The calculation for your RMD is based on a formula. You must divide your 401(k) account balance as of December 31 of the prior year by a life expectancy factor provided by the IRS. For most participants, this factor is found in the Uniform Lifetime Table. Your 401(k) plan administrator will often perform this calculation for you and may report the required amount on your statements, which simplifies the process.

For example, if your 401(k) balance was $500,000 at the end of last year and you are 74 years old, you would look up the distribution period for age 74 in the Uniform Lifetime Table. That factor is 25.5. Your RMD for the year would be $500,000 divided by 25.5, which equals approximately $19,608.

A different table may be used in a specific situation. If your sole beneficiary is your spouse and they are more than 10 years younger than you, you can use the IRS’s Joint Life and Last Survivor Table. This table uses the joint life expectancy of you and your spouse, resulting in a smaller RMD and allowing more assets to remain in the account to grow tax-deferred.

Penalties for Missing an RMD

Failing to take your full RMD by the deadline results in a penalty. The IRS imposes an excise tax on the amount of the RMD that was not withdrawn on time. The SECURE 2.0 Act reduced this penalty from 50% to 25% of the shortfall amount.

For instance, if your calculated RMD for the year was $15,000 but you only withdrew $5,000, the shortfall is $10,000. The penalty would be 25% of that shortfall, resulting in a $2,500 tax. This tax is in addition to the ordinary income tax you will eventually pay on the distribution itself.

The law reduces the penalty to 10% if the mistake is corrected within a “correction window,” which is two years.
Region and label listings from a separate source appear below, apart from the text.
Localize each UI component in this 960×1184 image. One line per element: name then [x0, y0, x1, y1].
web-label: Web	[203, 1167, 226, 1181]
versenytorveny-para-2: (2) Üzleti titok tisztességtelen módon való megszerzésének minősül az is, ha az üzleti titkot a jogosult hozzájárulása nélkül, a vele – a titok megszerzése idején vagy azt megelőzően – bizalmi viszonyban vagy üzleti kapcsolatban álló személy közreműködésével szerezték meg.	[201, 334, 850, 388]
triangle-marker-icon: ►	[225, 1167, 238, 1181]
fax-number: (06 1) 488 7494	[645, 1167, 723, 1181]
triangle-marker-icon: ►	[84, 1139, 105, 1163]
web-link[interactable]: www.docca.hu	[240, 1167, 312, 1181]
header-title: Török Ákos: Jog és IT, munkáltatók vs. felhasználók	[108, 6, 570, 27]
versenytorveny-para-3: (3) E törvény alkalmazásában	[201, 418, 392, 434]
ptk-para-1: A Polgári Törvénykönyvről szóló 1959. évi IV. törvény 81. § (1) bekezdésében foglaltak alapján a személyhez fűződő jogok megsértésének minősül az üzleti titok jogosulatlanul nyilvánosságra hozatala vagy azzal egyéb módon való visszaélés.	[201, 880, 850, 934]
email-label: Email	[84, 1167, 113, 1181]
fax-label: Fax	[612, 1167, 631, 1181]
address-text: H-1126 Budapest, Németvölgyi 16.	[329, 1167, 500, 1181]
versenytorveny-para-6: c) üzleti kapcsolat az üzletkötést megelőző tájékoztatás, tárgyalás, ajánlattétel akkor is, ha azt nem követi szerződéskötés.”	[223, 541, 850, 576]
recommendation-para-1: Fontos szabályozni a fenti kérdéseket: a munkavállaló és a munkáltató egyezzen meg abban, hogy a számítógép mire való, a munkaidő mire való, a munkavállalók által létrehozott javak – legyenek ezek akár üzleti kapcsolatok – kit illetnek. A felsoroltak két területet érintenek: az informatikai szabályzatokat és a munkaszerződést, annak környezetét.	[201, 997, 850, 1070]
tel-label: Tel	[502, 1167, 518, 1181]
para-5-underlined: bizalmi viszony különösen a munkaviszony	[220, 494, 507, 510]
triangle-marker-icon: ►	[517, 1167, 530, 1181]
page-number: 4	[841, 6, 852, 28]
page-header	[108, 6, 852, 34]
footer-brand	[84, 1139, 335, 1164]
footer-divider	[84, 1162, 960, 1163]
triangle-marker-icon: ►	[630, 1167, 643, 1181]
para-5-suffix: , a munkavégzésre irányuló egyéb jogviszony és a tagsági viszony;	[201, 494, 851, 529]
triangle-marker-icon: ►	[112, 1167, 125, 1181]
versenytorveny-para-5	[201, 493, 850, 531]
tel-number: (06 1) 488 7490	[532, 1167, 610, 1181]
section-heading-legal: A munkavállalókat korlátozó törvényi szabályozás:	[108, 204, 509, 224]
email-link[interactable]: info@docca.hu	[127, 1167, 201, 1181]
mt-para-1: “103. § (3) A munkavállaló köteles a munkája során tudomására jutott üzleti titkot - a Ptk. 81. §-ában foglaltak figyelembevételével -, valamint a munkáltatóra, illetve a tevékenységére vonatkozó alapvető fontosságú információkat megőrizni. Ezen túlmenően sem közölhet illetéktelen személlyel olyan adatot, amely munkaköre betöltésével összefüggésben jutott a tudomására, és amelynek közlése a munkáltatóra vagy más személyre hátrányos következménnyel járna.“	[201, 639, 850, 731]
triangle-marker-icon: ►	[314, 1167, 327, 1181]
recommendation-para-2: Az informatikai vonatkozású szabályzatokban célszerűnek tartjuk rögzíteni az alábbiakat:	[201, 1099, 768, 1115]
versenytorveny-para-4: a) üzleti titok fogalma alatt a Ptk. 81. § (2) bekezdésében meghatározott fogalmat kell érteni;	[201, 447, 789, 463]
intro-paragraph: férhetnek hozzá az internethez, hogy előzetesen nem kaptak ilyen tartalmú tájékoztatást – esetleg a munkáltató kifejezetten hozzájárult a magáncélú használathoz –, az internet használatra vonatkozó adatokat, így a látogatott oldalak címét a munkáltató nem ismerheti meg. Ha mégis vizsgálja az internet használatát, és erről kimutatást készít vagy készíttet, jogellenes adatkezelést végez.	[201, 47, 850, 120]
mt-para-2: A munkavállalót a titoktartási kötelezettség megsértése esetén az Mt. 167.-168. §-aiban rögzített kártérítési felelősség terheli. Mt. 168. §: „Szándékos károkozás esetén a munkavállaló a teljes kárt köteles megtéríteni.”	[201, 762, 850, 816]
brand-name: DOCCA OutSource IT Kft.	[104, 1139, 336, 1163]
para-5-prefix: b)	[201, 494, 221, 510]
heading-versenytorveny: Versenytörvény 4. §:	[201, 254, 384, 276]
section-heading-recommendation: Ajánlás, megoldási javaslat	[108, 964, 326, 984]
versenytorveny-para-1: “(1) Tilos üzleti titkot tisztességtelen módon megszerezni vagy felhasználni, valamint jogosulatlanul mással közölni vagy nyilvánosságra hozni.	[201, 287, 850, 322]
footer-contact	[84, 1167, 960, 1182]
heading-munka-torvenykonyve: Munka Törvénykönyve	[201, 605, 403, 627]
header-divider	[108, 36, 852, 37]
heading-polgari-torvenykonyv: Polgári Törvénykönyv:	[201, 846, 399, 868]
The penalty is reported and paid to the IRS using a specific tax form.

How to Correct a Missed RMD

If you realize you have missed an RMD or did not withdraw the full amount, you should take corrective action. The first step is to withdraw the entire shortfall amount from your 401(k) as soon as you discover the error.
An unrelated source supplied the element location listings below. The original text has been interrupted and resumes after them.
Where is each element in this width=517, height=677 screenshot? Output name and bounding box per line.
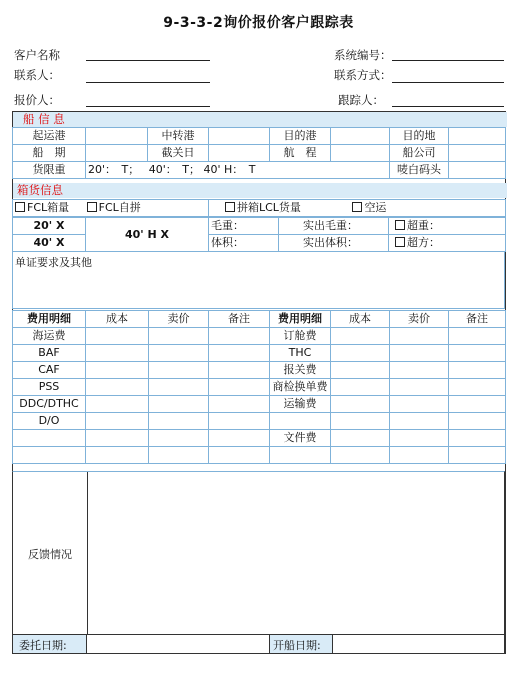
- contact-field[interactable]: [86, 82, 210, 83]
- fee-row: [13, 396, 506, 413]
- container-40[interactable]: 40' X: [13, 235, 86, 252]
- sailing-date-label: 开船日期:: [273, 639, 321, 652]
- fee-header: 卖价: [149, 311, 209, 328]
- contact-method-label: 联系方式：: [334, 68, 392, 82]
- ship-info-table: [12, 127, 506, 179]
- fee-row: [13, 430, 506, 447]
- transship-label: 中转港: [148, 128, 209, 145]
- fee-note-cell[interactable]: [209, 430, 270, 447]
- feedback-label-cell: [12, 471, 88, 636]
- overweight-checkbox[interactable]: [395, 220, 405, 230]
- follower-field[interactable]: [392, 106, 504, 107]
- fee-row: [13, 379, 506, 396]
- fee-cost-cell[interactable]: [86, 413, 149, 430]
- cargo-info-tab: [13, 183, 507, 198]
- fee-item-right: 报关费: [270, 362, 331, 379]
- footer-bar: [12, 634, 505, 654]
- shipping-mark-label: 唛白码头: [390, 162, 449, 179]
- container-20[interactable]: 20' X: [13, 218, 86, 235]
- fee-note-cell[interactable]: [209, 345, 270, 362]
- cargo-info-tab-label: 箱货信息: [17, 183, 63, 197]
- fee-item-right: 商检换单费: [270, 379, 331, 396]
- destination-field[interactable]: [449, 128, 506, 145]
- fee-cost-cell[interactable]: [331, 396, 390, 413]
- fee-price-cell[interactable]: [149, 379, 209, 396]
- fee-table-body: [13, 311, 506, 464]
- fee-row: [13, 413, 506, 430]
- cargo-limit-values[interactable]: [86, 162, 390, 179]
- schedule-field[interactable]: [86, 145, 148, 162]
- pol-field[interactable]: [86, 128, 148, 145]
- quoter-label: 报价人：: [14, 93, 60, 107]
- fee-item-left: BAF: [13, 345, 86, 362]
- fee-row: [13, 328, 506, 345]
- fee-item-right: 文件费: [270, 430, 331, 447]
- voyage-field[interactable]: [331, 145, 390, 162]
- fcl-box-checkbox[interactable]: [15, 202, 25, 212]
- fee-item-left: [13, 447, 86, 464]
- carrier-field[interactable]: [449, 145, 506, 162]
- fee-header: 成本: [86, 311, 149, 328]
- schedule-label: 船 期: [13, 145, 86, 162]
- fee-cost-cell[interactable]: [86, 362, 149, 379]
- feedback-label: 反馈情况: [28, 548, 72, 561]
- fee-note-cell[interactable]: [449, 447, 506, 464]
- cutoff-field[interactable]: [209, 145, 270, 162]
- fee-note-cell[interactable]: [209, 362, 270, 379]
- fee-header: 费用明细: [270, 311, 331, 328]
- fee-note-cell[interactable]: [209, 396, 270, 413]
- fee-row: [13, 447, 506, 464]
- fee-note-cell[interactable]: [449, 345, 506, 362]
- fee-cost-cell[interactable]: [331, 413, 390, 430]
- cargo-type-left: [13, 200, 209, 217]
- fee-note-cell[interactable]: [209, 413, 270, 430]
- system-no-label: 系统编号：: [334, 48, 392, 62]
- limit-40h: 40' H： T: [203, 163, 256, 176]
- fee-price-cell[interactable]: [149, 396, 209, 413]
- fee-note-cell[interactable]: [449, 379, 506, 396]
- actual-volume-label[interactable]: 实出体积：: [279, 235, 389, 252]
- fee-row: [13, 345, 506, 362]
- fee-price-cell[interactable]: [149, 430, 209, 447]
- fee-cost-cell[interactable]: [331, 447, 390, 464]
- fee-price-cell[interactable]: [390, 379, 449, 396]
- fee-item-left: CAF: [13, 362, 86, 379]
- pol-label: 起运港: [13, 128, 86, 145]
- destination-label: 目的地: [390, 128, 449, 145]
- fee-cost-cell[interactable]: [331, 379, 390, 396]
- ship-info-tab-label: 船 信 息: [23, 112, 65, 126]
- fee-note-cell[interactable]: [449, 362, 506, 379]
- air-checkbox[interactable]: [352, 202, 362, 212]
- entrust-date-label: 委托日期:: [19, 639, 67, 652]
- entrust-date-field[interactable]: [87, 635, 269, 653]
- oversize-cell: [389, 235, 506, 252]
- contact-label: 联系人：: [14, 68, 60, 82]
- quoter-field[interactable]: [86, 106, 210, 107]
- container-40h[interactable]: 40' H X: [86, 218, 209, 252]
- fee-cost-cell[interactable]: [86, 447, 149, 464]
- fee-item-left: DDC/DTHC: [13, 396, 86, 413]
- fee-item-right: 订舱费: [270, 328, 331, 345]
- contact-method-field[interactable]: [392, 82, 504, 83]
- fee-table: [12, 310, 506, 464]
- fee-price-cell[interactable]: [149, 447, 209, 464]
- cargo-type-right: [209, 200, 506, 217]
- fee-cost-cell[interactable]: [86, 379, 149, 396]
- fee-item-left: PSS: [13, 379, 86, 396]
- fee-cost-cell[interactable]: [86, 396, 149, 413]
- fee-header: 卖价: [390, 311, 449, 328]
- fee-price-cell[interactable]: [390, 396, 449, 413]
- fee-item-right: [270, 447, 331, 464]
- overweight-label: 超重：: [407, 219, 440, 232]
- feedback-content[interactable]: [86, 471, 505, 636]
- fee-note-cell[interactable]: [449, 328, 506, 345]
- fee-cost-cell[interactable]: [331, 430, 390, 447]
- container-table: [12, 217, 506, 252]
- fee-item-right: [270, 413, 331, 430]
- fee-note-cell[interactable]: [209, 379, 270, 396]
- fee-item-left: [13, 430, 86, 447]
- gross-weight-label[interactable]: 毛重：: [209, 218, 279, 235]
- fee-row: [13, 362, 506, 379]
- fcl-self-checkbox[interactable]: [87, 202, 97, 212]
- follower-label: 跟踪人：: [338, 93, 384, 107]
- fee-cost-cell[interactable]: [86, 345, 149, 362]
- lcl-checkbox[interactable]: [225, 202, 235, 212]
- cargo-limit-label: 货限重: [13, 162, 86, 179]
- fee-header: 备注: [209, 311, 270, 328]
- air-label: 空运: [364, 201, 387, 214]
- fee-item-right: THC: [270, 345, 331, 362]
- fee-price-cell[interactable]: [390, 430, 449, 447]
- fee-header: 备注: [449, 311, 506, 328]
- fee-cost-cell[interactable]: [86, 430, 149, 447]
- limit-20: 20'： T；: [88, 163, 140, 176]
- shipping-mark-field[interactable]: [449, 162, 506, 179]
- cutoff-label: 截关日: [148, 145, 209, 162]
- fee-note-cell[interactable]: [209, 447, 270, 464]
- pod-field[interactable]: [331, 128, 390, 145]
- fee-price-cell[interactable]: [390, 328, 449, 345]
- actual-gross-label[interactable]: 实出毛重：: [279, 218, 389, 235]
- lcl-label: 拼箱LCL货量: [237, 201, 301, 214]
- fee-cost-cell[interactable]: [331, 362, 390, 379]
- volume-label[interactable]: 体积：: [209, 235, 279, 252]
- ship-info-tab: [13, 112, 507, 127]
- fee-price-cell[interactable]: [390, 447, 449, 464]
- voyage-label: 航 程: [270, 145, 331, 162]
- system-no-field[interactable]: [392, 60, 504, 61]
- fee-header: 成本: [331, 311, 390, 328]
- oversize-checkbox[interactable]: [395, 237, 405, 247]
- transship-field[interactable]: [209, 128, 270, 145]
- oversize-label: 超方：: [407, 236, 440, 249]
- fee-price-cell[interactable]: [149, 328, 209, 345]
- fee-cost-cell[interactable]: [331, 345, 390, 362]
- fee-item-left: D/O: [13, 413, 86, 430]
- fee-price-cell[interactable]: [390, 362, 449, 379]
- fee-price-cell[interactable]: [390, 413, 449, 430]
- pod-label: 目的港: [270, 128, 331, 145]
- fee-note-cell[interactable]: [449, 396, 506, 413]
- fcl-box-label: FCL箱量: [27, 201, 70, 214]
- requirements-box[interactable]: [12, 252, 505, 309]
- fee-cost-cell[interactable]: [331, 328, 390, 345]
- cargo-type-table: [12, 199, 506, 217]
- fee-header: 费用明细: [13, 311, 86, 328]
- fee-note-cell[interactable]: [209, 328, 270, 345]
- fee-note-cell[interactable]: [449, 413, 506, 430]
- fee-price-cell[interactable]: [149, 413, 209, 430]
- fee-price-cell[interactable]: [390, 345, 449, 362]
- limit-40: 40'： T；: [148, 163, 200, 176]
- sailing-date-field[interactable]: [333, 635, 504, 653]
- fee-note-cell[interactable]: [449, 430, 506, 447]
- requirements-label: 单证要求及其他: [15, 256, 92, 269]
- fee-cost-cell[interactable]: [86, 328, 149, 345]
- fee-header-row: [13, 311, 506, 328]
- overweight-cell: [389, 218, 506, 235]
- fee-price-cell[interactable]: [149, 362, 209, 379]
- fee-price-cell[interactable]: [149, 345, 209, 362]
- customer-name-label: 客户名称: [14, 48, 60, 62]
- fee-item-right: 运输费: [270, 396, 331, 413]
- fcl-self-label: FCL自拼: [98, 201, 141, 214]
- customer-name-field[interactable]: [86, 60, 210, 61]
- carrier-label: 船公司: [390, 145, 449, 162]
- page-title: 9-3-3-2询价报价客户跟踪表: [163, 15, 354, 31]
- fee-item-left: 海运费: [13, 328, 86, 345]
Next, you must file IRS Form 5329, “Additional Taxes on Qualified Plans (including IRAs) and Other Tax-Favored Accounts.” This form is used to report the RMD shortfall and calculate the excise tax owed.

You can also use this form to request a waiver of the penalty. The IRS may waive the penalty if you can show that the shortfall was due to a reasonable error and that you are taking reasonable steps to remedy the situation. To request the waiver, you file Form 5329 and attach a letter of explanation detailing the circumstances and the corrective actions taken.

Special Rules for 401(k) Accounts

Several rules are unique to 401(k) plans. While Roth 401(k)s were previously subject to RMDs, a recent change eliminated this rule. As of 2024, Roth 401(k)s are no longer subject to RMDs for the original account owner, aligning their treatment with Roth IRAs.

Another rule relates to the aggregation of RMDs. The RMD for each of your 401(k) plans must be calculated separately, and the withdrawal must be taken from that specific plan. You cannot total the RMDs from multiple 401(k)s and take the entire amount from just one. This rule is different from IRAs, where you can take the total RMD amount from any combination of your IRAs.

Finally, the rules for beneficiaries who inherit a 401(k) are distinct. For many non-spouse beneficiaries, the law now requires the entire account balance to be withdrawn within 10 years of the original owner’s death. The specific requirements can vary based on the beneficiary’s relationship to the owner and when the owner passed away.